- CHP Heyeti'nin ziyaret ettiği SP'nin İl Başkanı Asiltürk, Anayasa referandumunda neden 'Hayır' diyeceklerini anlattı..
Saadet Partisi (SP) Malatya İl Başkanı Mehmet Kaya Asiltürk, Saadet Partisi olarak Başkanlık sistemine prensipte karşı olmadıklarını ancak Anayasa değişikliği ile getirilmek istenen sistemin ülkeye faydadan çok zarar getireceğini düşündükleri için hayır diyeceklerini söyledi.
Neden hayır diyeceklerini madde madde açıklayan Asiltürk, hayır diyecek olanların HDP ve CHP ile işbirliği yaptığı veya FETÖ'cü oldukları suçlamalarına karşılık “Elhamdülillah biz Müslümanız. Ülkemizi seviyoruz. Feraset gereği, ülkenin daha sonra içerisine düşeceği tuzakları görüp şimdiden uyararak kardeşlik görevimizi yapıyoruz. Terör örgütü ile müzakere yapılmaz diyen de bizdik, biz 40 yıldır FETÖ’nün gerçek yüzünü anlatırken, kendileri FETÖ’nün gerçek yüzünü 15 Temmuz’daki yaşanan zalimane durumla gördüler” ifadelerini kullandı.

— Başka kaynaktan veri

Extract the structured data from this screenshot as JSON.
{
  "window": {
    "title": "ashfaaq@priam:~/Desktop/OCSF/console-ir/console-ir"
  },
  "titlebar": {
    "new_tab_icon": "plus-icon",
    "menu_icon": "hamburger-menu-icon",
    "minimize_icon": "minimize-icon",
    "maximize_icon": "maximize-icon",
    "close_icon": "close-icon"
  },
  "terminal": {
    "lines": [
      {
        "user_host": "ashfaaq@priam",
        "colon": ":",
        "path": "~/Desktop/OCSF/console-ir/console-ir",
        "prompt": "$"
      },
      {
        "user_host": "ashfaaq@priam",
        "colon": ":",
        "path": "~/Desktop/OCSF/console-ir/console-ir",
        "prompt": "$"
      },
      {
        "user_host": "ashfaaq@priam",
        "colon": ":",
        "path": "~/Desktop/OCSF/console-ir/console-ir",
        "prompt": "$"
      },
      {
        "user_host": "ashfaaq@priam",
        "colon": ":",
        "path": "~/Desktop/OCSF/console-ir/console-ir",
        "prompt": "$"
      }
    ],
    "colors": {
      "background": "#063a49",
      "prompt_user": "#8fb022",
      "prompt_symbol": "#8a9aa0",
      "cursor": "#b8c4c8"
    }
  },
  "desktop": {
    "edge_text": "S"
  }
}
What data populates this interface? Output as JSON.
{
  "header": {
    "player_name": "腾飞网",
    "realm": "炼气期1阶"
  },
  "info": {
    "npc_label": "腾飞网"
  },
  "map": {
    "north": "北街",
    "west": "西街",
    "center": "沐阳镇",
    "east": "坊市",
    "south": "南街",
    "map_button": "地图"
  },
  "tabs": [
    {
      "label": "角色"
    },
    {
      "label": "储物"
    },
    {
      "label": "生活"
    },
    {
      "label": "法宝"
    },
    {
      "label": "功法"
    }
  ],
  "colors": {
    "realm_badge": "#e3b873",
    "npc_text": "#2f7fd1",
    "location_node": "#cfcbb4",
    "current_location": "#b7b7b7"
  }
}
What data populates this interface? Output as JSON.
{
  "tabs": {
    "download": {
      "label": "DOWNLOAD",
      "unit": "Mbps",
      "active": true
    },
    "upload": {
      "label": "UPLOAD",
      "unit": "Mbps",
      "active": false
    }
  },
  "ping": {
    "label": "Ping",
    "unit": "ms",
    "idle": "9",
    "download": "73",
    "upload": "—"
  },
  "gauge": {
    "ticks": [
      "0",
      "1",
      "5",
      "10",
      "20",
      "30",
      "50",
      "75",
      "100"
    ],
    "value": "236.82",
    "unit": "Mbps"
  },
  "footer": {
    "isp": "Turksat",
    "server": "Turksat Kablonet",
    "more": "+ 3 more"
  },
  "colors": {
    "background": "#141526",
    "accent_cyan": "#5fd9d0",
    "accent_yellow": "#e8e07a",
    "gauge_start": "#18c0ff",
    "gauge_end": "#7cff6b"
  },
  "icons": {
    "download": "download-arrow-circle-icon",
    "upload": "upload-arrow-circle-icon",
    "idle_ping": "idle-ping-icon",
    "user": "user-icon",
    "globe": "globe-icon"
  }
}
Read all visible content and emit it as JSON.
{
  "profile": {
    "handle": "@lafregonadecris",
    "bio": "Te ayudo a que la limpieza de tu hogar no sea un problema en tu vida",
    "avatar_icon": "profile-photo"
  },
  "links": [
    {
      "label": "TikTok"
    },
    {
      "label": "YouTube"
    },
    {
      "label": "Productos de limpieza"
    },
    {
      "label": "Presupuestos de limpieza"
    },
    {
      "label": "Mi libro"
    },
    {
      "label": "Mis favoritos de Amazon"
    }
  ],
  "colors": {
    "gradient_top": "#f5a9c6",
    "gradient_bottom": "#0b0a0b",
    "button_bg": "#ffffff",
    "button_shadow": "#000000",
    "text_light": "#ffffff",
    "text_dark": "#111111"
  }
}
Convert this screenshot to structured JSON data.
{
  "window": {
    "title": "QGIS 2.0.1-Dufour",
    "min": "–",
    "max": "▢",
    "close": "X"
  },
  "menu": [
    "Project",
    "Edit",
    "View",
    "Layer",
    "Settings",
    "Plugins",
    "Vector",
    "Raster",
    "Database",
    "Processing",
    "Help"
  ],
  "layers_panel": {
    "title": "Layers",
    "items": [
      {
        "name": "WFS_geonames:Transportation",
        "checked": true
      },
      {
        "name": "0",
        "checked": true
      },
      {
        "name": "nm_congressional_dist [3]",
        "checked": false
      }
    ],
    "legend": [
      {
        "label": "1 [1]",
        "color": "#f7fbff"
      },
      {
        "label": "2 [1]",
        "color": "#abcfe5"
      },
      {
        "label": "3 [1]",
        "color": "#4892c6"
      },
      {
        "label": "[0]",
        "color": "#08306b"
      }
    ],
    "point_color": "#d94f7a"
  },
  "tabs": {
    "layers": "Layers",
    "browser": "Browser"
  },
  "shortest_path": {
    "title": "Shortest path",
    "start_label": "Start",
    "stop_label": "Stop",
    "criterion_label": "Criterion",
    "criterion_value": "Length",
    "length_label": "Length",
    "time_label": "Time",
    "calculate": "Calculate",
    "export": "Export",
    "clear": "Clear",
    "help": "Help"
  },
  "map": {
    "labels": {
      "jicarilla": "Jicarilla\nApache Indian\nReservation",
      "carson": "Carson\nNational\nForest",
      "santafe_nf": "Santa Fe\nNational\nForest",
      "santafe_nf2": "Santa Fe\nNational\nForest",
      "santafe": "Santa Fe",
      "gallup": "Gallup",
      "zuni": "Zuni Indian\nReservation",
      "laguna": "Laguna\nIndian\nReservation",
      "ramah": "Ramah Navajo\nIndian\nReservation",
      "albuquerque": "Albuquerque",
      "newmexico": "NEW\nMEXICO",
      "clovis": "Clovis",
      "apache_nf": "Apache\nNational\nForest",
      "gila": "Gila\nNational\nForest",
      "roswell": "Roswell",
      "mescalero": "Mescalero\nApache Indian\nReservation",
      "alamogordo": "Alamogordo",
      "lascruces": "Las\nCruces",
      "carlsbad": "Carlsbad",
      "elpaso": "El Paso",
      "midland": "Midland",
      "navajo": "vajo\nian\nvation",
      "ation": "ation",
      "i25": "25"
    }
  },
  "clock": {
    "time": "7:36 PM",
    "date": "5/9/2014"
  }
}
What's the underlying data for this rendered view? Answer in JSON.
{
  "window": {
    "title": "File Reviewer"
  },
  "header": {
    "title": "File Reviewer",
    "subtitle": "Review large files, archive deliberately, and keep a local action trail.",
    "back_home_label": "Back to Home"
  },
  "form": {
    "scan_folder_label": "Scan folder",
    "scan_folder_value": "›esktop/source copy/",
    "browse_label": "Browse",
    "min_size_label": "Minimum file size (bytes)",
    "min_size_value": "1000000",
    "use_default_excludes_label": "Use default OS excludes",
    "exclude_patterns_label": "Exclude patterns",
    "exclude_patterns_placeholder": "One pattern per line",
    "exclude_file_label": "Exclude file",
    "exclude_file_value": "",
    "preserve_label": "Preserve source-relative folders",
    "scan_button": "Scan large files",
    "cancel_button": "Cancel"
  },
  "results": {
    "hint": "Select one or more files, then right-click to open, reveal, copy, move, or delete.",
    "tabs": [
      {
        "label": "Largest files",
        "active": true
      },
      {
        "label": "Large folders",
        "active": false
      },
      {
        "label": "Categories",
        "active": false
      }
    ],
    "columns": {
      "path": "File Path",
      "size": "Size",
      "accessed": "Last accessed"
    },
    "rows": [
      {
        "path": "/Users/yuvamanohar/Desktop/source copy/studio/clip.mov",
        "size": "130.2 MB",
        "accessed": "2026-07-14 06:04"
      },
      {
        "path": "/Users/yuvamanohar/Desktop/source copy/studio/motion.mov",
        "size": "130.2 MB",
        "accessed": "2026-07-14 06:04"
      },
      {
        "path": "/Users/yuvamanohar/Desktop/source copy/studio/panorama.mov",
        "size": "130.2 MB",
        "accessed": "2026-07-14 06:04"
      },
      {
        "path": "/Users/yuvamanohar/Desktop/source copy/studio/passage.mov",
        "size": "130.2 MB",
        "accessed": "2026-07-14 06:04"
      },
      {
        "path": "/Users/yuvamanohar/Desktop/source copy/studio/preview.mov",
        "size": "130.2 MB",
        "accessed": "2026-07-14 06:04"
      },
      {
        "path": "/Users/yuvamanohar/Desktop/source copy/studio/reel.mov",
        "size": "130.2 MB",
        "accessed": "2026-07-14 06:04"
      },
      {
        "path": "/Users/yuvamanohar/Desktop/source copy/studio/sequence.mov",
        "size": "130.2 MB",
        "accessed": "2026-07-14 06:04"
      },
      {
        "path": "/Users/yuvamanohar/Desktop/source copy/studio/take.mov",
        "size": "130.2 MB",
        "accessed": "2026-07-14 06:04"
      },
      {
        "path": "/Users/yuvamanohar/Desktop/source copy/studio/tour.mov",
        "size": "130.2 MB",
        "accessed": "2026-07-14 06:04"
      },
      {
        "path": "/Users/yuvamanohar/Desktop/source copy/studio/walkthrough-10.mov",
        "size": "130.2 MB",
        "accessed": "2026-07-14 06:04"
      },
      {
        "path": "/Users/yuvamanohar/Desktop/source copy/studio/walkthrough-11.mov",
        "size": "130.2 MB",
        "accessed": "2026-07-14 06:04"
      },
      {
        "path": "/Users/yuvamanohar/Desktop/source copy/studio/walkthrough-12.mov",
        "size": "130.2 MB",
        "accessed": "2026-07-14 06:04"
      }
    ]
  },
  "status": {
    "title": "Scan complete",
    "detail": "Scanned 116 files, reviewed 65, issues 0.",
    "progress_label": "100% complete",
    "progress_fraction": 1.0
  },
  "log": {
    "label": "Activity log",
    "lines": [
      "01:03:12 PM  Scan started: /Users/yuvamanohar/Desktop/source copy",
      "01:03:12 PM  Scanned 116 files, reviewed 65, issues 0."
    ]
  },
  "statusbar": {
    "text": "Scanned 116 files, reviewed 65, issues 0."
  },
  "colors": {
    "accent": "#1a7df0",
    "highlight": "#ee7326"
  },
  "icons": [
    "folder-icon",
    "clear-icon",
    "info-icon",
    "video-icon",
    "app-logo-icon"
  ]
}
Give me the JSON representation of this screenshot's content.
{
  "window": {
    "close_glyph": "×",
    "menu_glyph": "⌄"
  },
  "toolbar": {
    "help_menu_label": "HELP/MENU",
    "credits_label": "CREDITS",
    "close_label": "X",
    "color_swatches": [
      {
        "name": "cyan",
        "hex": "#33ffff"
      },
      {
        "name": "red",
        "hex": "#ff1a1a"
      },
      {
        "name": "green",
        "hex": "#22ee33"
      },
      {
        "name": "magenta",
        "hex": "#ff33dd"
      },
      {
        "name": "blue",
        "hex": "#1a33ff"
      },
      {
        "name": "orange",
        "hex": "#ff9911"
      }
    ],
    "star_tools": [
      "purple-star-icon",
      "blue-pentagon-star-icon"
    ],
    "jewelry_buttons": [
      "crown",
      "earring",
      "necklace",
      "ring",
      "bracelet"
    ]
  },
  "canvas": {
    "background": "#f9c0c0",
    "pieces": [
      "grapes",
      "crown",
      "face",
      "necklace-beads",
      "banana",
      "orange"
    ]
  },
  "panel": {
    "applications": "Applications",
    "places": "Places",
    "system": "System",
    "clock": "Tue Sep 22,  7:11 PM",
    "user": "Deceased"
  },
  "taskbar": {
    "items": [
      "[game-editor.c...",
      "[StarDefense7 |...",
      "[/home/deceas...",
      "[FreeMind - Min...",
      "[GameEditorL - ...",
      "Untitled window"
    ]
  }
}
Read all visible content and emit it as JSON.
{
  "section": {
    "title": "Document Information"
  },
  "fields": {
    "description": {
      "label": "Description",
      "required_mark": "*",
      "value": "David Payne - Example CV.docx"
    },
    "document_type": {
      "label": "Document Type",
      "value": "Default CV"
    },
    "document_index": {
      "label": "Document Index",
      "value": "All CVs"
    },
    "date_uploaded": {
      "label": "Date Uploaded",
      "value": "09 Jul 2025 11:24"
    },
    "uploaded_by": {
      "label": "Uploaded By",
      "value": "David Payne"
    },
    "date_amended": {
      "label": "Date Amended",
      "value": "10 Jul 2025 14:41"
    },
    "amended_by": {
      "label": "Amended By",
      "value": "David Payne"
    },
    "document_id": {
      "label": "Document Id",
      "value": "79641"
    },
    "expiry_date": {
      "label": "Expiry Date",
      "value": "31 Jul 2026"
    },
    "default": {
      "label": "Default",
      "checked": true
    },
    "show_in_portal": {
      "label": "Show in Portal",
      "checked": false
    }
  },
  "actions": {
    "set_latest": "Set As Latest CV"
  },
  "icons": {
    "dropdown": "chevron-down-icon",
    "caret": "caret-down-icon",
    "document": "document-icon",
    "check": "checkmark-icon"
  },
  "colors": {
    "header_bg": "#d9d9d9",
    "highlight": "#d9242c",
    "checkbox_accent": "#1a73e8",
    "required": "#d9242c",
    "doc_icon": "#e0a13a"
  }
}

Anayasa değişikliğine sloganik bur durumla yaklaşmadıklarını, içeriğinin ülkeye gelecekte ne getirip ne götüreceğini tartışarak tavırlarını belirlediklerini kaydeden Asiltürk “Sayın Başbakan’ın ‘CHP Hayır dediği için evet diyoruz, HDP hayır dediği için evet diyoruz’ diyor. O zaman ben de soruyorum: Örneğin HDP evet derse Sayın Başbakan ve partisi ‘hayır’ mı diyecek?” diye konuştu.
CHP İl Başkanı Enver Kiraz ve İl Yönetim Kurulu üyeleri, Saadet Partisi İl Başkanlığını ziyaret etti. Ziyarette, Anayasa değişikliği için yapılacak olan referandum süreci hakkında görüş alış verişinde bulunuldu.
“Ülke için hayırlı olmasını temenni ediyoruz”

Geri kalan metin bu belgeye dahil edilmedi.